Upon graduating as an engineer, I received my USAF commission as a 2nd Lieutenant, and was off to pilot training in west Texas. There the fact that I was dating a black girl was no secret among some of my fellow cadets, and a couple of them even tried to injure me during a football keep-away session. About halfway through training I decided to quit, even though I was ranked at the midpoint of my class: one reason was that it was obvious that I was being ostracized, and I was not feeling like going to war in the air with men who were still so biased. After that, I got my orders to go to a missile base in North Dakota, after getting some training for a new job.

It was there that I was able to see clearly the racism practiced in the service, and from what I have read in the news over decades, even up to today, still exist and can even be rampant in some units. Several times I was called “N-lover” by superior officers, and there was little to no recourse I could take, especially since I was ready to say “adios” to the Air Force and cold weather.

Over the next 25 years of my married life, until losing my love to cancer, I can say that because of racism, our social lives were with black friends and family.
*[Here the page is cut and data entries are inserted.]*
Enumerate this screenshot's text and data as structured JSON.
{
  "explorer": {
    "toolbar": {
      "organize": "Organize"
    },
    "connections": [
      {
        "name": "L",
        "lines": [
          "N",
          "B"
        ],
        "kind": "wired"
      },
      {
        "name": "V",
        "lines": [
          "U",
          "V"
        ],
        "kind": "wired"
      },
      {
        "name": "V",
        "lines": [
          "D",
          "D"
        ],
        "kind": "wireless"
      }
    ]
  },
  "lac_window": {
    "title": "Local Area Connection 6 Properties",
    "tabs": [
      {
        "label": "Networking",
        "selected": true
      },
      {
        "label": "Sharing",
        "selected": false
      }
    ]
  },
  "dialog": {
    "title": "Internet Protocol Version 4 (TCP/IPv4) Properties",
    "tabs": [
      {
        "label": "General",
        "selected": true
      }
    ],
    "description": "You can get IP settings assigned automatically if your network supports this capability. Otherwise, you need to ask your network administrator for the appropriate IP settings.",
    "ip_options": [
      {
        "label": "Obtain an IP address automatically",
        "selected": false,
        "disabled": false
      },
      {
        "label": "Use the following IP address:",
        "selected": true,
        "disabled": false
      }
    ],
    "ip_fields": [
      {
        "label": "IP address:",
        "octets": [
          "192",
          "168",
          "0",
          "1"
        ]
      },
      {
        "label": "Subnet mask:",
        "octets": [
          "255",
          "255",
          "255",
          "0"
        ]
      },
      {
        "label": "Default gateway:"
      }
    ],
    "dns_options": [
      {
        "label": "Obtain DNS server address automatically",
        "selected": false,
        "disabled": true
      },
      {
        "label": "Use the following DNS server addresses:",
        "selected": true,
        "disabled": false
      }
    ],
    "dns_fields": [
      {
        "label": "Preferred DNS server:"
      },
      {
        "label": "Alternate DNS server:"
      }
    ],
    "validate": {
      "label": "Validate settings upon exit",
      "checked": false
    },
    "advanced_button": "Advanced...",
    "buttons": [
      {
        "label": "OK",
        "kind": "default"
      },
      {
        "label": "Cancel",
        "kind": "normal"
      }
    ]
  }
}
My own parents and sister were accepting, and a few others from my hometown area, but socially whites and blacks just did not mix then — nor do they now from what I can tell from my life as a virtual suburban hermit today.

After I lost her, eventually I was blessed to become a godfather to six black children, and participated in their uprearing, and today they are all productive, professional adults. This I count as my greatest achievement in life. But I can say there were numerous incidents involving them over the years, from blatant racism to subtle bias, from one of my four year old girls being accused of trying to walk out of a store with a toy that the store did not even sell (she brought it into the store), to a suburban school trying to penalize my boys for wearing their “locs” below their ears. (Today their mother is a leader in the CROWN ACT movement in Texas — I suggest the reader looks up this movement.)

I give thanks every day that my black children got to where they are today without being overly scarred by racism, and that none were subjected to gun violence and of course, police brutality. This does not mean they will not be, although I pray daily, for anytime my black sons in their late 20-s to early 30’s could be pulled over and not know what awaits them.

So, this has been my testimony. I have seen all this through my own blue eyes.